Here's what they did: in five chimps and five humans, the researchers isolated four different tissues and measured the expression levels (using a tiling array) of a number of overlapping 25-bp segments in the ENCODE regions. These segments could then be divided into genic (i.e. protein coding) and intergenic regions.

There are a number of ways these data can be looked at to determine whether the expression of different classes of sequence is functional. First, for a given tissue, one can determine the overlap between the probes expressed in chimpanzees and humans. If the percentage overlap in genic and intergenic regions is the same, that would support the hypothesis that the intergenic regions are acting similarly, in an evolutionary sense, to genic regions, and are possibly functional.

Further, previous studies have shown that gene expression in the brain is highly conserved between humans and chimps, implying negative selection, while gene expression in the testis is highly diverged, implying positive selection. If intergenic probes show the same pattern, it would suggest that the same forces are acting on intergenic transcription. And as natural selection is not expected to play a role in determining the expression of non-functional transcripts, this would then suggest the intergenic transcription is functional.

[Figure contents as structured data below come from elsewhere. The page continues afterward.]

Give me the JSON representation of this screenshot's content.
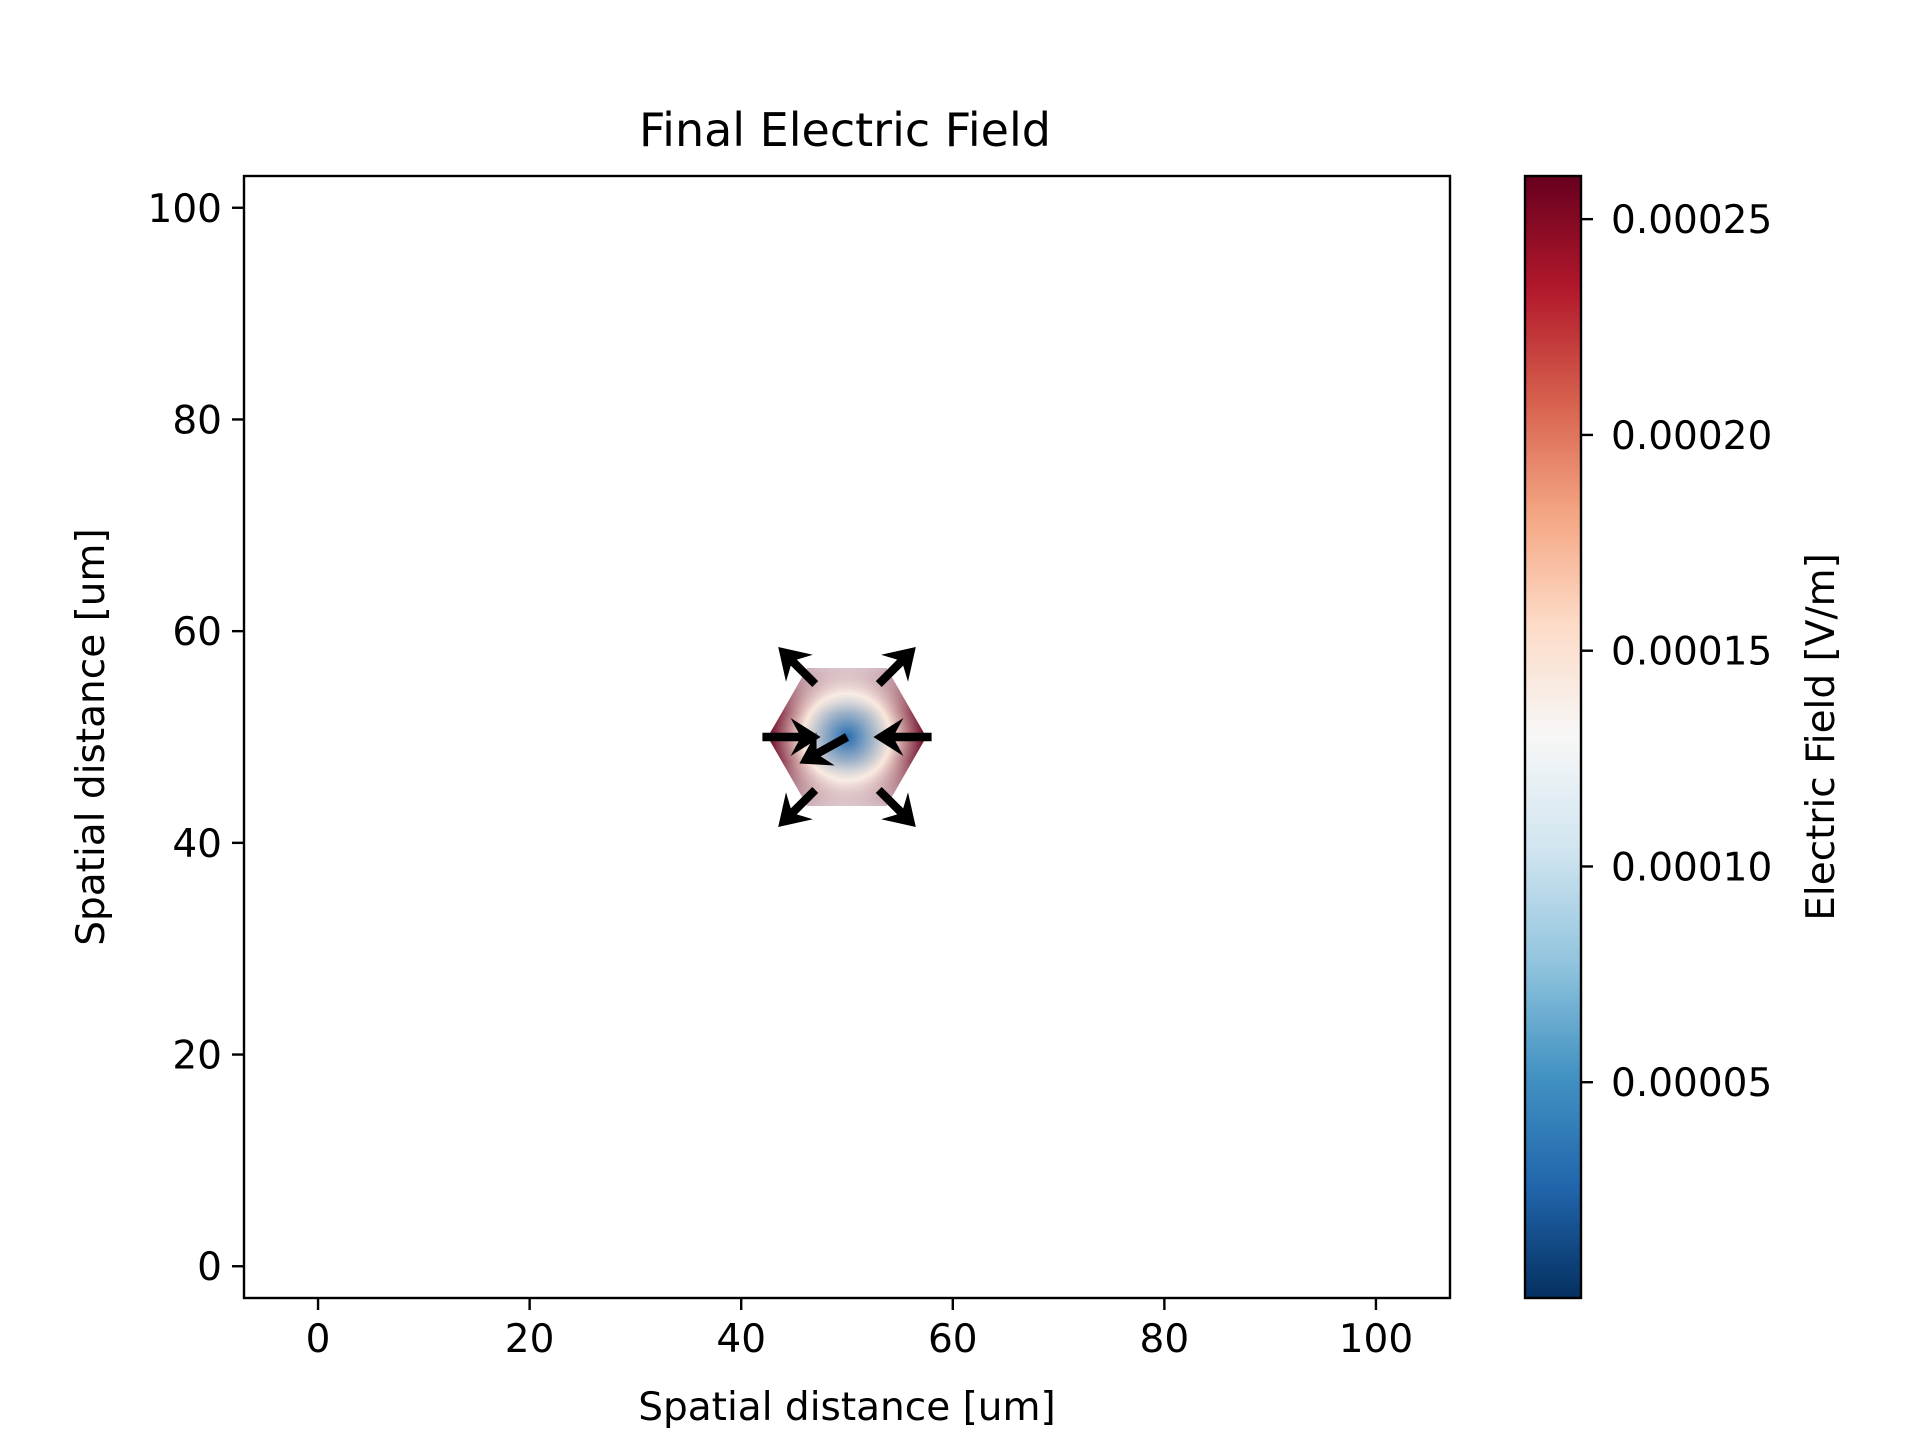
{
  "chart_data": {
    "type": "heatmap",
    "title": "Final Electric Field",
    "xlabel": "Spatial distance [um]",
    "ylabel": "Spatial distance [um]",
    "xlim": [
      -7,
      107
    ],
    "ylim": [
      -3,
      103
    ],
    "xticks": [
      0,
      20,
      40,
      60,
      80,
      100
    ],
    "yticks": [
      0,
      20,
      40,
      60,
      80,
      100
    ],
    "grid": false,
    "colorbar": {
      "label": "Electric Field [V/m]",
      "colormap": "RdBu_r",
      "range": [
        0.0,
        0.00026
      ],
      "ticks": [
        5e-05,
        0.0001,
        0.00015,
        0.0002,
        0.00025
      ],
      "tick_labels": [
        "0.00005",
        "0.00010",
        "0.00015",
        "0.00020",
        "0.00025"
      ],
      "colors": [
        "#053061",
        "#2166ac",
        "#4393c3",
        "#92c5de",
        "#d1e5f0",
        "#f7f7f7",
        "#fddbc7",
        "#f4a582",
        "#d6604d",
        "#b2182b",
        "#67001f"
      ]
    },
    "field_region": {
      "shape": "hexagon",
      "center": [
        50,
        50
      ],
      "radius": 7.5,
      "center_value": 3e-05,
      "edge_value_horizontal": 0.00026,
      "edge_value_vertical": 0.00013
    },
    "vectors": [
      {
        "x": 50,
        "y": 50,
        "u": -4.5,
        "v": -2.5
      },
      {
        "x": 42,
        "y": 50,
        "u": 5.5,
        "v": 0
      },
      {
        "x": 58,
        "y": 50,
        "u": -5.5,
        "v": 0
      },
      {
        "x": 47,
        "y": 55,
        "u": -3.5,
        "v": 3.5
      },
      {
        "x": 53,
        "y": 55,
        "u": 3.5,
        "v": 3.5
      },
      {
        "x": 47,
        "y": 45,
        "u": -3.5,
        "v": -3.5
      },
      {
        "x": 53,
        "y": 45,
        "u": 3.5,
        "v": -3.5
      }
    ]
  }
}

On doing both of these tests, the authors found that intergenic transcription does indeed behave like genic transcription, giving strong support for the functionality of these transcripts. Previously, gc has raised the point that expression is a continuous, rather then a binary, variable, and indeed, among the top 5% of expressed probes, there are many more genic regions, but apart from that, the raw number of genic and non-genic probes expressed at a given intensity seem pretty similar (leading to an overrepresentation of genic regions, but still...). In my opinion, this paper gives hope to those who think that the "dark matter" of the genome plays an important role in phenotypes and that leaky transcription isn't going to be the dominant story coming out of the ENCODE data.